The new changes to the PED and recreational drug use policy. 

Under the old policy failing a test, any time of year, meant an automatic 4 game suspension. However, under the new policy that is no longer the case. If a player tests positive during the off season, for example, they will be remanded to substance abuse programs. If the player tests positive during the game season, they will be subject to suspensions and possible bans depending on the number of offenses.

First offense can result in up a 6 game suspension without pay.

Second offense will result in a 10 game suspension without pay.

Third offense it a flat 2 year ban from the game.

They will also be enforcing old rules that have been laxly adhered to regarding Human Growth Hormones or HGH. Arbitration will also now be conducted by a neutral third party. They will hear evidence and review test results, as well as debate the proposed bans and suspensions. Additional conditions of the the new policy are:

If a player tests positive for anabolic steroids such as, oral steroids Dianabol, Winstrol, Anavar and  Anadrol, or stimulants, HGH or any other banned substance it is a minimal 4 game suspension without pay.

Using a masking chemical or diuretic to obscure test results is a fined with a 2 game suspension and no pay.

If adequate evidence is provided that a player attempted to alter the test results it will be an automatic 6 game ban without pay.

To expedite the process, appeals will be handled for swiftly now for players who have a questionable drug test result and are relegated to the disciplinary board.

How these new policies affect the players. 

In addiction to a new set of policies regarding positive testing for PED and recreational drugs, all players will be screened for HGH as well.
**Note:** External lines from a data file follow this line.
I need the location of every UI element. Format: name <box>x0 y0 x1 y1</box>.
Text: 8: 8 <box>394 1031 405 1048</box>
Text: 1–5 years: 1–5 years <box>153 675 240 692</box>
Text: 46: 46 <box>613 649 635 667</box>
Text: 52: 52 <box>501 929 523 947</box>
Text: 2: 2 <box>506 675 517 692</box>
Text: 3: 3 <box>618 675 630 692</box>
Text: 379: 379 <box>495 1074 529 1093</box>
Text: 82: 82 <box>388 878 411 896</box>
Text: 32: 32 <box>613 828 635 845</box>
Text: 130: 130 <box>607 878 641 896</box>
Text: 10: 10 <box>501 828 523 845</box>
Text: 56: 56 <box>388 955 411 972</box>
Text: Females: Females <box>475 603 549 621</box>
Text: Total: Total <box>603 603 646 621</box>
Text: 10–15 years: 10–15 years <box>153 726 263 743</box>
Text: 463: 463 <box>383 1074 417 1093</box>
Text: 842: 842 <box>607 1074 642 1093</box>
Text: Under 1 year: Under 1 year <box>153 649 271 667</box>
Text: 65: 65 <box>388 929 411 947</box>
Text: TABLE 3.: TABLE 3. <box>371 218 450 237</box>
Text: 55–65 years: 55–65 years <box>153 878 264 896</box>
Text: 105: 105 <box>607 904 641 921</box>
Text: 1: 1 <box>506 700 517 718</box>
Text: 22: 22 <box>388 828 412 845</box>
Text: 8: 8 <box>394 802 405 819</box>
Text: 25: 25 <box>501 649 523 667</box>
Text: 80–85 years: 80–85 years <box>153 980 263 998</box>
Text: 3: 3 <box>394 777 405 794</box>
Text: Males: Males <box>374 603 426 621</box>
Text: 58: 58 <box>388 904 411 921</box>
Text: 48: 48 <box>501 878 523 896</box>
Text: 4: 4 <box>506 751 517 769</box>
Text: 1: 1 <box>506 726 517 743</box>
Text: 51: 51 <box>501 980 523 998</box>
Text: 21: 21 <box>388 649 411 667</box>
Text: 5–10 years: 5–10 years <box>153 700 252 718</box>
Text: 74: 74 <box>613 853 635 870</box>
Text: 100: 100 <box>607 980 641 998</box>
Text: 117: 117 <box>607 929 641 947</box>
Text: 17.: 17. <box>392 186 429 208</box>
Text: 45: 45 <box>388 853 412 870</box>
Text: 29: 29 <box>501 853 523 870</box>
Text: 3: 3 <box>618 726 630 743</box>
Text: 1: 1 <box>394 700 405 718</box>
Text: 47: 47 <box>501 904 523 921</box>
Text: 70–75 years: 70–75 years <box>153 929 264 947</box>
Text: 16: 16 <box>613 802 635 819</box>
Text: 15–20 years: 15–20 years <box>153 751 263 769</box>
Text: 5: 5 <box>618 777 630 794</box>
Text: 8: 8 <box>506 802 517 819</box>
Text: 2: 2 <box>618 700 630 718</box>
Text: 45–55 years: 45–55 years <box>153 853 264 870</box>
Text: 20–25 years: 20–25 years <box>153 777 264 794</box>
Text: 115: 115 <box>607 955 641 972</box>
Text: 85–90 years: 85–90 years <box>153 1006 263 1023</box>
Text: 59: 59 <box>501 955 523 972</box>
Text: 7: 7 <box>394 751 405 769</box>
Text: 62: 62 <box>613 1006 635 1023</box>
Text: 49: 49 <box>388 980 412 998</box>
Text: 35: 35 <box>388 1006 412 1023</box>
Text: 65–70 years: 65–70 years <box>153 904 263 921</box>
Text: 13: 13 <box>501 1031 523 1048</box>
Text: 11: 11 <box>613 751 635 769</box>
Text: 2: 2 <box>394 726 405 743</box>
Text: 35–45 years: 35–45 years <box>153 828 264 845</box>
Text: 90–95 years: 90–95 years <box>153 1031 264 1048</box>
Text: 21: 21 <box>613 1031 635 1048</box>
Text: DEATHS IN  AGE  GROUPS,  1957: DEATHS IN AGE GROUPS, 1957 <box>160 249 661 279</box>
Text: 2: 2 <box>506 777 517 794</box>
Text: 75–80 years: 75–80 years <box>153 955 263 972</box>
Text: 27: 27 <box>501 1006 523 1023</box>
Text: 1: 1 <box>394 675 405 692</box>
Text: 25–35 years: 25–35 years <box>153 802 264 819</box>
Human Growth Hormone has been a controversial therapy and while its been on the banned list, its use is still widely suspected among athletes.  It has always been a part of regulations to test for the use of HGH, but it is one that the actual testing for has been neglected, until now. The addition of enforcement of testing for it will mean potentially more incidents of failed tests being brought for review.

The implementation of the new policies have also meant that previously suspended players will be allowed to return to the field next month, as their penalties have been reduced or cleared. Wes Walker is among the players returning earlier than expected, and he made positive statements about seeing the changes actually happen. Other players, such as Josh Gordon of the Cleveland Browns and LaVon Brazill, former Colts receiver for Indiana, both had year long suspension cut to just 10 games instead of a full year.

Outlook for the NFL with the new changes. 

The revisions have long been over due in the opinion of many professional athletes in the NFL, however with the changes will come a new era of potential scandal. The problem that is not addressed is that only players caught using drugs in the off season are being required to seek therapy. While the new penalty system and enforced regulation of testing for more drugs will help weed out problems, it does not focus on the heart of the problem. While most agree that the reforms are a great step in the right direction, it is still not enough to meet the goal of a drug free playing field. If the NFL and NFLPA cannot enforce more requirements that involve correcting the problem behind failed tests, then it will be up to the team owners and coaches to do so.